However, if the string is guaranteed to be in the structure shown, where the <HDR> tags only contain one or more <DTL1 val="##"> tags, so you know there won't be any closing tags within, you could do it more efficiently by replacing the first .*? with [^/]*:

(?<=<HDR>)[^/]*<DTL1\sval="3".*?</HDR>

A negated character class is more efficient than a zero-width assertion, and if you're using a negated character class, a greedy quantifier becomes more efficient than a lazy one.

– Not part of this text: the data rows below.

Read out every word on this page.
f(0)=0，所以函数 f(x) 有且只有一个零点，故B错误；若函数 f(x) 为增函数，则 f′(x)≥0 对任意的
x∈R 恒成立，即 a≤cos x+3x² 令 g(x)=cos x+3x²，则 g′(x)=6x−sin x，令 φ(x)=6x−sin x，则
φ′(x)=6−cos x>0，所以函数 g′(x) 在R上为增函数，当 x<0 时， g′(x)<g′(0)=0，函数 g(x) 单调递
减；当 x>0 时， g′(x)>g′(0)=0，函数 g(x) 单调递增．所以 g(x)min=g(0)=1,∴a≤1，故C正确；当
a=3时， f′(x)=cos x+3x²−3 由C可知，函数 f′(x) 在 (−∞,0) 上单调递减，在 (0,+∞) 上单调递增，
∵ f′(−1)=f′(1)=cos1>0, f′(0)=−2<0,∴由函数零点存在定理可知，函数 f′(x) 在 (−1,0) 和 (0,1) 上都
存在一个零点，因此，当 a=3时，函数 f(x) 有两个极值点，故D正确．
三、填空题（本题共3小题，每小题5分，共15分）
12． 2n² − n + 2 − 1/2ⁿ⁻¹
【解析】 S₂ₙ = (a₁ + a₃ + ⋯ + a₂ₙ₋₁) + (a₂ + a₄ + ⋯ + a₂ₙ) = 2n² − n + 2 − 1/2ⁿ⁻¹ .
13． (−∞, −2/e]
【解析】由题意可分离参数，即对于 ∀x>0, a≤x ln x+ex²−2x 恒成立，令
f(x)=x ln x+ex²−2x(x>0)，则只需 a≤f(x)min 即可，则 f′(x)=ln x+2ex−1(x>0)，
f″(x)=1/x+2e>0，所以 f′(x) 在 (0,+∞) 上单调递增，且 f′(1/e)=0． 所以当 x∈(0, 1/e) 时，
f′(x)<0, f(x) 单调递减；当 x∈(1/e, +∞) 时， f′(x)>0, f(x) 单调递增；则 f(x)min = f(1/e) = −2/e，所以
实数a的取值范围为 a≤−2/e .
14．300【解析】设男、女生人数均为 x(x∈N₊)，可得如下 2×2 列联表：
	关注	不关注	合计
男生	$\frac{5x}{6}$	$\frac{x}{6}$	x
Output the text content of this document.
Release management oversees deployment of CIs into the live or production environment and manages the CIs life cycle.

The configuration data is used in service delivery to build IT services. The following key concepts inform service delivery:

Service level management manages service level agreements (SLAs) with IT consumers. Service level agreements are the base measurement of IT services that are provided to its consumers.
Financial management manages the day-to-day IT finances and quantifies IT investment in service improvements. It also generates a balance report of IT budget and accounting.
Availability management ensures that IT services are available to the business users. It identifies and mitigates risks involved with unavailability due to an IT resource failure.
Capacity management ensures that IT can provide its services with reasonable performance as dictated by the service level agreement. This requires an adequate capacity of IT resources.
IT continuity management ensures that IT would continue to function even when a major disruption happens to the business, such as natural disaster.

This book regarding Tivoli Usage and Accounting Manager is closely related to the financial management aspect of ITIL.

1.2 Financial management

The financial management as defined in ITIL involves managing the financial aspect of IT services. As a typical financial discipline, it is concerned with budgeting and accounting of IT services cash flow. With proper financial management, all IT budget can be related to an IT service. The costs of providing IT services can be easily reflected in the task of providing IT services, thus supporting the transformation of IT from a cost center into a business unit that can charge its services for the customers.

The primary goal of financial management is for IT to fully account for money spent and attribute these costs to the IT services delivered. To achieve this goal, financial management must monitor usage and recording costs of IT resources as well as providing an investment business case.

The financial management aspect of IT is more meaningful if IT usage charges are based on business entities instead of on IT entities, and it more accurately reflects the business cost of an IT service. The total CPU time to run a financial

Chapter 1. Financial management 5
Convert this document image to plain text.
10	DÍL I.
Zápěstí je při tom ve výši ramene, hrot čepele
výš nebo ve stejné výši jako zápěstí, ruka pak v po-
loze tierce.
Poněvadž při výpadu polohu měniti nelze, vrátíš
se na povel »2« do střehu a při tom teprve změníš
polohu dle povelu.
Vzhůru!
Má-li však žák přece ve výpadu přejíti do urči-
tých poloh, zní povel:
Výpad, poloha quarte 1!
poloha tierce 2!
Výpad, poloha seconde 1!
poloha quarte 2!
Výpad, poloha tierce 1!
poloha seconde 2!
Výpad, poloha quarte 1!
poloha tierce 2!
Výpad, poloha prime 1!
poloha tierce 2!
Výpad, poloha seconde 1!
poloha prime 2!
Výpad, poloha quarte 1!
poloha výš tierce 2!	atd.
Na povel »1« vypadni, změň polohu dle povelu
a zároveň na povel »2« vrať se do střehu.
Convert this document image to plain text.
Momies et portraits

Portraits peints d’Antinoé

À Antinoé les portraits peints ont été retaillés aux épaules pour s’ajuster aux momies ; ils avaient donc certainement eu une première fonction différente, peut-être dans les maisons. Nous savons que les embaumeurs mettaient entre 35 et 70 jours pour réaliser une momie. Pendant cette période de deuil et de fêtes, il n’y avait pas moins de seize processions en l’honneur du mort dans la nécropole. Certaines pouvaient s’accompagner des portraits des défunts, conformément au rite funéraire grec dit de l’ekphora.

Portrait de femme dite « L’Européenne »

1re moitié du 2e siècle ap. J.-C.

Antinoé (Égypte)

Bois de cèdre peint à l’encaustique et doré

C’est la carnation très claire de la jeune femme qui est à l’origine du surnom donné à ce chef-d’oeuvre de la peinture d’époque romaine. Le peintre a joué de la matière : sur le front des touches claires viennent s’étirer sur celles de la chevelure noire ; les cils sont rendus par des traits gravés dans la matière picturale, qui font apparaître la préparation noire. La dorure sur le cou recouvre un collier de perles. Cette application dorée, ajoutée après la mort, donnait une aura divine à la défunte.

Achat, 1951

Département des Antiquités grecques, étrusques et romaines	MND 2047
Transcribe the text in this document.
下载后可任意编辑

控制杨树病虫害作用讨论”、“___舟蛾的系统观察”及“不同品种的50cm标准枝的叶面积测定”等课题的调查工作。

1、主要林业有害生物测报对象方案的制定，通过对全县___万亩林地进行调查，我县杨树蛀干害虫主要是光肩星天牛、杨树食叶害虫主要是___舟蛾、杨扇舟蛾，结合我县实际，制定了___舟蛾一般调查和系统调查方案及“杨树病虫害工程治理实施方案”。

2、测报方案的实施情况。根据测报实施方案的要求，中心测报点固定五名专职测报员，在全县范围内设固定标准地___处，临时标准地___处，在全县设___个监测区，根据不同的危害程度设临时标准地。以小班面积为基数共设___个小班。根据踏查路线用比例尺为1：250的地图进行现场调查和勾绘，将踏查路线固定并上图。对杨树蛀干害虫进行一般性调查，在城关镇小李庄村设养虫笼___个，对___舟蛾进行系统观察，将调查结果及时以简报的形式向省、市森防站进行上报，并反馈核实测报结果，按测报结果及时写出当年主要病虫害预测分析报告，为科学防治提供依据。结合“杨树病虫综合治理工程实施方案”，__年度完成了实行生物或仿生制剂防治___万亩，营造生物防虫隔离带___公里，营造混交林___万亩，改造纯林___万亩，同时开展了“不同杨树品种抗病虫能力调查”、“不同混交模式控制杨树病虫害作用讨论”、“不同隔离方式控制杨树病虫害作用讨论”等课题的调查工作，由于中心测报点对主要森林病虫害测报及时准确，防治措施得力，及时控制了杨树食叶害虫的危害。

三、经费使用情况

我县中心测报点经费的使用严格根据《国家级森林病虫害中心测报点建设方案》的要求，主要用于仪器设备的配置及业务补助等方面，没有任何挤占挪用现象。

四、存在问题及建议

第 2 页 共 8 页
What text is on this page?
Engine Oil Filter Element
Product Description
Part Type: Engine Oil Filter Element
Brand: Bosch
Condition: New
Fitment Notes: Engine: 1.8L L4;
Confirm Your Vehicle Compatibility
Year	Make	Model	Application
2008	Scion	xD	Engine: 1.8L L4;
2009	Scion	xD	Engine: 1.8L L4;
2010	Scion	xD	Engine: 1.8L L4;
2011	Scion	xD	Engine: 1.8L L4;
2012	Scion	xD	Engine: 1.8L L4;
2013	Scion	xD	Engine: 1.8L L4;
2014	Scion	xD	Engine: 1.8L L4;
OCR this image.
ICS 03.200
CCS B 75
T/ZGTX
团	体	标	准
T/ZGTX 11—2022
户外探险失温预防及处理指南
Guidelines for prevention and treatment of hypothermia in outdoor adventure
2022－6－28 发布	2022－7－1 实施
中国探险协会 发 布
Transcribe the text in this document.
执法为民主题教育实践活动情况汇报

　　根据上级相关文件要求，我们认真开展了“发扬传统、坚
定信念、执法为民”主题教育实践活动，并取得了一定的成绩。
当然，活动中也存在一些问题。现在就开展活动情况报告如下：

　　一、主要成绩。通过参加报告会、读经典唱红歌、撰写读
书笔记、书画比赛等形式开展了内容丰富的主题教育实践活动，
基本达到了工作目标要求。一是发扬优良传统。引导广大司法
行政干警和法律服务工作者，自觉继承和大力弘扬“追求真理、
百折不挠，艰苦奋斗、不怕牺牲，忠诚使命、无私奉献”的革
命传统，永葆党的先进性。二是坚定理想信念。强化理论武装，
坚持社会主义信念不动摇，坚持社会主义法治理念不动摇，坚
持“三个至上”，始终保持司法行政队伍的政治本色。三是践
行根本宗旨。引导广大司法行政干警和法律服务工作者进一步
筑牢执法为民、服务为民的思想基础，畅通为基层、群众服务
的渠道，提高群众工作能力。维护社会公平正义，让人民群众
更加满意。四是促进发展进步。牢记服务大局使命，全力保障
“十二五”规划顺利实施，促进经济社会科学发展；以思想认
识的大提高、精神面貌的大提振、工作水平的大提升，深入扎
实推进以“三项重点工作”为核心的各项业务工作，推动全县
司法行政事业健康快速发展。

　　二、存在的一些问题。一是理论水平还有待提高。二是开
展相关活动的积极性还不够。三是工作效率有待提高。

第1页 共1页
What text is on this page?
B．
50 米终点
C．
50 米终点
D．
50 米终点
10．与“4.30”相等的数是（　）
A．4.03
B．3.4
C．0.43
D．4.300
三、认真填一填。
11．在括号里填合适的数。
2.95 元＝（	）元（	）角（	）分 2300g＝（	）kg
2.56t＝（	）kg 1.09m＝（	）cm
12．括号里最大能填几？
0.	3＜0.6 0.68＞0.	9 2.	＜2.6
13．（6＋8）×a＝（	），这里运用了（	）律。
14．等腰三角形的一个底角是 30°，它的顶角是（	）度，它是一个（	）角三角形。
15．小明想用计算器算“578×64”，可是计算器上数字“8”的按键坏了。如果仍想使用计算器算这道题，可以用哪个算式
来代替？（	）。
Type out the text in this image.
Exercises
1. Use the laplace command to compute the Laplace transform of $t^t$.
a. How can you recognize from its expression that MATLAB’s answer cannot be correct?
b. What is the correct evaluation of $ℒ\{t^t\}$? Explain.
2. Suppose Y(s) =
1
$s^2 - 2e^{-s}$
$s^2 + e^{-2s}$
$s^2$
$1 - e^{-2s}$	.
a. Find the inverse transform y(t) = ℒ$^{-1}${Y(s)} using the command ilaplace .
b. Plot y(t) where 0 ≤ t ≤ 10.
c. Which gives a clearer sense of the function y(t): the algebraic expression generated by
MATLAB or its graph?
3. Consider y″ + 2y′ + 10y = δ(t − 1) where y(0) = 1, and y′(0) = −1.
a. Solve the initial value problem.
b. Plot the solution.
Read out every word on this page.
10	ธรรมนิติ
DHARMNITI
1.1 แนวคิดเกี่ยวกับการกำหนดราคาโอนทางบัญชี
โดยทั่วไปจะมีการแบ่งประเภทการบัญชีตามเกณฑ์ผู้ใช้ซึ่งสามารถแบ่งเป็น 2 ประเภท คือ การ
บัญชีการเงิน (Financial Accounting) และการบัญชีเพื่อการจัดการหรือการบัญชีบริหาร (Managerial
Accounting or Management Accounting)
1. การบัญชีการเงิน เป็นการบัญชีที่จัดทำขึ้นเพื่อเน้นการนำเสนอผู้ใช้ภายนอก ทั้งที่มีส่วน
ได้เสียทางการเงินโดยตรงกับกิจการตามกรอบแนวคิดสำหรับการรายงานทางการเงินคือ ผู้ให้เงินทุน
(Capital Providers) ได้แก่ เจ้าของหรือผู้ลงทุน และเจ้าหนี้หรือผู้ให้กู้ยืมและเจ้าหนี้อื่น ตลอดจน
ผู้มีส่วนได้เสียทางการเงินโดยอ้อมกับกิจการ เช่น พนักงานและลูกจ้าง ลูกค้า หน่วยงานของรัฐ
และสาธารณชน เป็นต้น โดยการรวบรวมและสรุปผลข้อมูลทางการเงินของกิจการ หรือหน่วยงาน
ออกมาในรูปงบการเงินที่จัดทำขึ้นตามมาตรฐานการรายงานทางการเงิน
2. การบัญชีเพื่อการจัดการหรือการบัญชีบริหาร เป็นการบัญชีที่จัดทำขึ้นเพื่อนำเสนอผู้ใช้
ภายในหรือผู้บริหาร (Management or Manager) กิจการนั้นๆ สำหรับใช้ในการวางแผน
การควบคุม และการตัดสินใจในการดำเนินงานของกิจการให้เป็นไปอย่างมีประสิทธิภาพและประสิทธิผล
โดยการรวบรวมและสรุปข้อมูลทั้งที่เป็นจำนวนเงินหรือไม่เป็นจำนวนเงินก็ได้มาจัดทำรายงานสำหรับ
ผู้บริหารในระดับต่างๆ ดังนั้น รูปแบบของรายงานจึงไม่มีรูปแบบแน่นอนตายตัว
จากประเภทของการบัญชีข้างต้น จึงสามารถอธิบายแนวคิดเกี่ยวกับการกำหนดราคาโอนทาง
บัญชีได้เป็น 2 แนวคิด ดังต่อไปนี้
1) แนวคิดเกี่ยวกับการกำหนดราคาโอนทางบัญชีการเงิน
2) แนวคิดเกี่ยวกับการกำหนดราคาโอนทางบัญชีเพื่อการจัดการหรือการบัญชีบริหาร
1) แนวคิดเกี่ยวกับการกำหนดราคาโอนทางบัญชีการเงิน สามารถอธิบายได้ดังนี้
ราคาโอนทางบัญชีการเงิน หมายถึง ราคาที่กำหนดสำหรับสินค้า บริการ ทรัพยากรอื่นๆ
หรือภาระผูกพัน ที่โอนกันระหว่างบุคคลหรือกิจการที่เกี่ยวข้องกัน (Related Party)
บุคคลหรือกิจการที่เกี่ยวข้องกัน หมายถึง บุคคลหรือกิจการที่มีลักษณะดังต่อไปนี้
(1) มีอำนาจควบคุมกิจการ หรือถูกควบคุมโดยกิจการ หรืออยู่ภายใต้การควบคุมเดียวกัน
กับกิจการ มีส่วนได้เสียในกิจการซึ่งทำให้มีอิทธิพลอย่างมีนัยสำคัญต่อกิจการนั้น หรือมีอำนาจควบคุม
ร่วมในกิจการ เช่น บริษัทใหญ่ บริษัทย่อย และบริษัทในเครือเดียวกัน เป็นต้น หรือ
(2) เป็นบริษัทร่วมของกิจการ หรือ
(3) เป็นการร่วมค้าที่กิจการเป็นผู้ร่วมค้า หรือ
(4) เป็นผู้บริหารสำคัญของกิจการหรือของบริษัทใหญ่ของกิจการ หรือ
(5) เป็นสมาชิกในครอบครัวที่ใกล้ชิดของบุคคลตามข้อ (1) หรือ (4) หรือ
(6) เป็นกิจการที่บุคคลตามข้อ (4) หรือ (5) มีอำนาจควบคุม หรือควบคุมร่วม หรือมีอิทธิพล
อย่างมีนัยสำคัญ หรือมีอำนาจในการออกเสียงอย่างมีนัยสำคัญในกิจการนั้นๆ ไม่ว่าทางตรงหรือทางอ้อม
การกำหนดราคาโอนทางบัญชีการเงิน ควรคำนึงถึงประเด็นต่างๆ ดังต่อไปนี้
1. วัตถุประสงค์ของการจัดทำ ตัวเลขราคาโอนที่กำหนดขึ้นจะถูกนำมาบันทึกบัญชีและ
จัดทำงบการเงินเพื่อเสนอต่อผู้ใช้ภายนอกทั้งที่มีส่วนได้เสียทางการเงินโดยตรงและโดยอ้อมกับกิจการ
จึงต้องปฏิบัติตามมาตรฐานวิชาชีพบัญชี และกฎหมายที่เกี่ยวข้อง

Note also that by using a lookbehind to match the opening <HDR>, you're excluding it from the match, but you're including the closing </HDR>. Are you sure that's what you want? You're matching this...

<DTL1 val="3"><DTL2 val="4"></HDR>

...when presumably you want this...

<HDR><DTL1 val="3"><DTL2 val="4"></HDR>

...or this...

<DTL1 val="3"><DTL2 val="4">

So, in the fist case, don't use a lookbehind for the opening tag:

<HDR>(.(?!</HDR>))*<DTL1\sval="3".*?</HDR>
<HDR>[^/]*<DTL1\sval="3".*?</HDR>

In the second case, use a look-ahead for the closing tag:

(?<=<HDR>)(.(?!</HDR>))*<DTL1\sval="3".*?(?=</HDR>)
(?<=<HDR>)[^/]*<DTL1\sval="3".*?(?=</HDR>)
5
Casimir et Hippolyte On

A regex engine will give you always the leftmost match in a string (even if you use a non-greedy quantifier). This is exactly what you obtain.

So, a solution is to forbid the presence of another <HDR> in the parts described by .*? that is too permissive.

You have two technics to do that, you can replace the .*? with:

(?>[^<]+|<(?!/HDR))*

or with:

(?:(?!</HDR).)*+

Most of the time, the first technic is more performant, but if your string contains an high density of <, the second way can give good results too.

The use of a possessive quantifier or an atomic group can reduce the number of steps to obtain a result in particular when the subpattern fails.

Example:

With the first way:

(?<=<HDR>)(?>[^<]+|<(?!/HDR))*<DTL1\sval="3"(?>[^<]+|<(?!/HDR))*</HDR>

or this variant:

(?<=<HDR>)(?:[^<]+|<(?!/HDR|DTL1))*+<DTL1\sval="3"(?:[^<]+|<(?!/HDR))*+</HDR>

With the second way:

(?<=<HDR>)(?:(?!</HDR).)*<DTL1\sval="3"(?:(?!</HDR).)*+</HDR>

or this variant:

(?<=<HDR>)(?:(?!</HDR|DTL1).)*+<DTL1\sval="3"(?:(?!</HDR).)*+</HDR>